– Oui. Nous devons avoir environ cent soixante-dix livres par an à nous deux. Depuis que Frederick est à l’étranger, soixante-dix livres annuelles lui sont versées. Je ne sais pas s’il a besoin de toute cette somme, poursuivit Mr Hale d’un ton hésitant. Il doit recevoir une solde comme soldat de l’armée espagnole.
– Il ne faut pas que Frederick soit affecté, déclara Margaret d’un ton catégorique. Il est à l’étranger et injustement traité par son propre pays. Il reste cent livres. Ne pourrions-nous pas, maman, vous et moi, vivre avec cent livres par an dans un coin retiré de l’Angleterre, où la vie serait bon marché ? Je pense que ce doit être possible.
– Non, dit Mr Hale. Ce ne serait pas une bonne solution. Je dois faire quelque chose, m’occuper, combattre mes idées noires. De plus, une paroisse de campagne me rappellerait douloureusement Helstone et les devoirs dont je m’acquitte ici. Je ne pourrais le supporter, Margaret. Et cent livres par an ne permettraient guère, une fois soustraites les dépenses nécessaires à l’entretien du ménage, d’assurer à ta mère le bien-être légitime auquel elle est habituée. Non, nous devons aller à Milton. C’est décidé. Il m’est toujours plus facile de faire mes choix seuls, sans être influencé par ceux que j’aime », dit-il comme pour s’excuser d’avoir pris tant de dispositions sans informer sa famille de ses intentions. « Je ne supporte pas les objections. Elles me rendent si indécis. »
Margaret résolut de garder le silence. Après tout, qu’importait leur destination, au regard du changement capital et terrible qui s’annonçait.
« Il y a quelques mois, quand mes doutes sont devenus trop insupportables pour que je puisse les taire, poursuivit Mr Hale, j’ai écrit à Mr Bell… tu te souviens de Mr Bell, Margaret ?
– Non. Je ne pense pas l’avoir jamais vu. Mais je sais qui c’est : le parrain de Frederick et votre ancien directeur d’études à Oxford, si je ne me trompe.

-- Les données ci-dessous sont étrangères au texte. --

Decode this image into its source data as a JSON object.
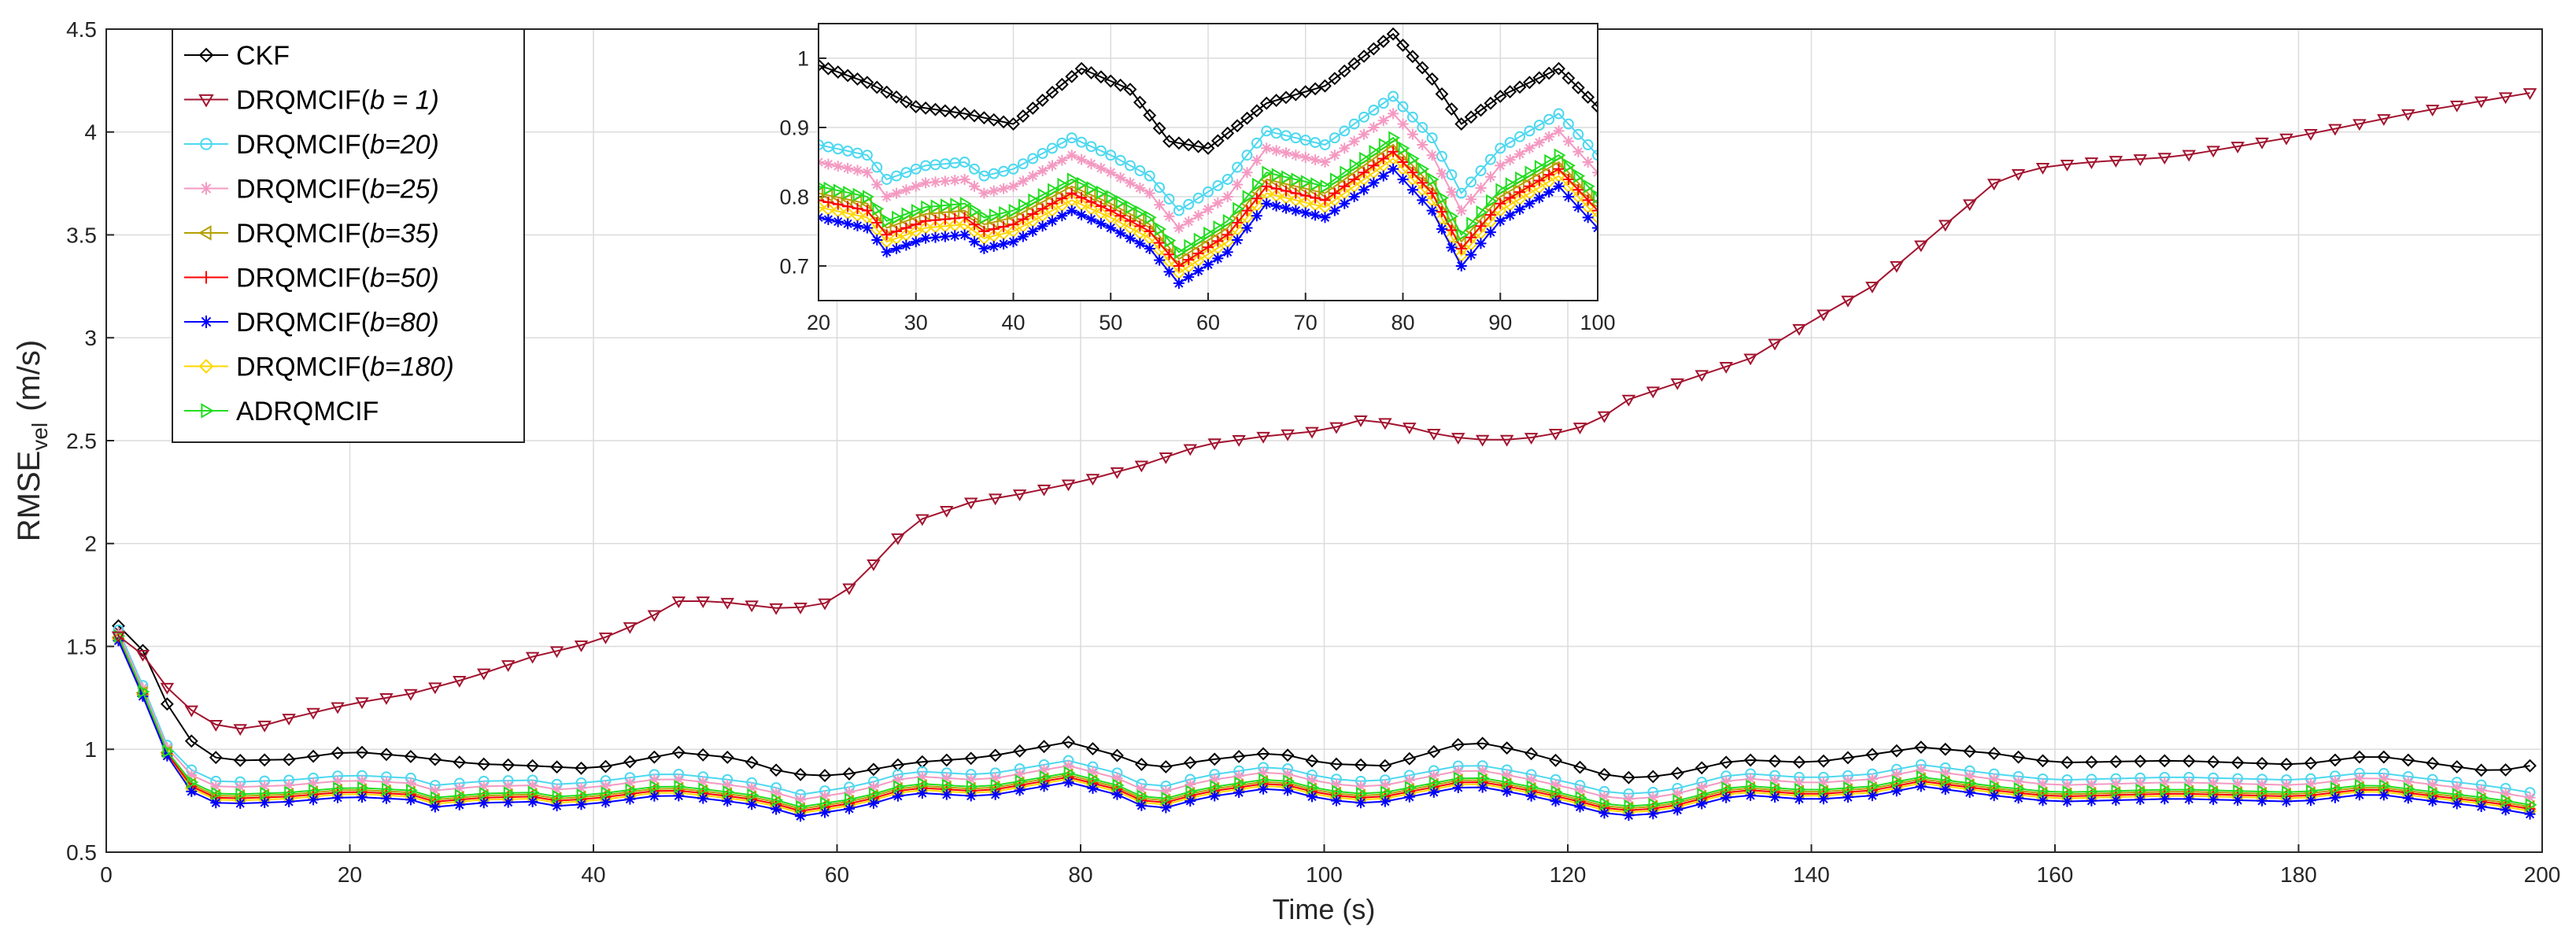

– En effet. Il enseigne à Plymouth College. Il est natif de Milton-Northern, je crois. En tout cas, il possède des biens qui ont acquis beaucoup de valeur depuis que Milton a pris autant d’importance comme ville industrielle. Quoi qu’il en soit, j’avais lieu de craindre… de penser… qu’il était plus sage de ne pas souffler mot de mes véritables motifs. Mais j’étais certain que Mr Bell accueillerait ma démarche avec bienveillance. Je ne peux pas dire qu’il m’ait donné beaucoup de courage. Toute sa vie, il a mené une existence facile dans son collège universitaire. Mais il m’a manifesté une extrême gentillesse. Et c’est grâce à lui que nous allons à Milton.
– Comment cela ? demanda Margaret.
– Tu sais, il y possède des maisons, des usines, et il a des locataires ; aussi, bien qu’il n’aime guère la ville – trop agitée pour un homme de son tempérament –, il est obligé d’y garder des liens.